The best part of the workshop was how much we learned about the PROCESS of learning through creating models by actually CREATING our own science models to showcase during the workshop. That process validated my 'theory' that maker skills and tools can support the process of learning in science.
By being familiar with how to create both parallel and serial circuits (a 4th grade standard) I was able to access the concept that the loss of energy as it moves through each LED powered by a battery in a serial circuit, was much like the loss of energy moving through a food chain.
I definitely went through each phase of the creativity cycle from IMAGINE to PUBLISH as I created my Food Web Model.
As a learner I started to imagine the design of my model. My imagination was limited to my own mental model of the food web and the materials I was familiar with. Since I was familiar with the way the serial circuit worked from recent adventures in "making", I was able to imagine the energy in a serial circuit working the way the energy in a food web worked.
But as I started to CREATE and PLAY with different materials, I did lots of RESEARCH to make sure that my MODEL accurately represented my growing understanding of the food web. It was important to me that the example I used was scientifically accurate. As I shared my idea with others I was also sharing my mental model, explaining which materials I chose and how they symbolized various levels of the food chain.

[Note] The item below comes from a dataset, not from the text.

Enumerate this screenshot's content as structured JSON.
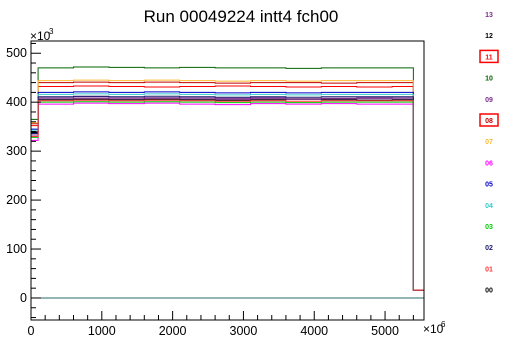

In MAKING the act of PUBLISHING does not mean that I would be publishing words (as in a book or paper), but that I would be completing a PRODUCT (thus publishing) that would be shared with others. The Build in Progress Food Web Model was one way to publish, but so was the sharing of my artifact with other colleagues. My desire for my model to be scientifically accurate was increased because I was investing myself into something beautiful, something I made with my hands that was not simply a drawing where I labeled consumers and producers on a paper diagram. The whole process created a deeper understanding of both the way energy flows through a serial circuit and through the food chain. and set me right up to imagine more possibilities in making and in how the world around me works.
The following slides are filled with ideas, academic research, examples, tutorials, and resources that we were able to organize around the topic of using Soft Circuits as a tool for creating models in science education.
And to top it all off, we learned a lot about each other as we watched our colleagues express themselves in very different ways with the materials we made available to our participants.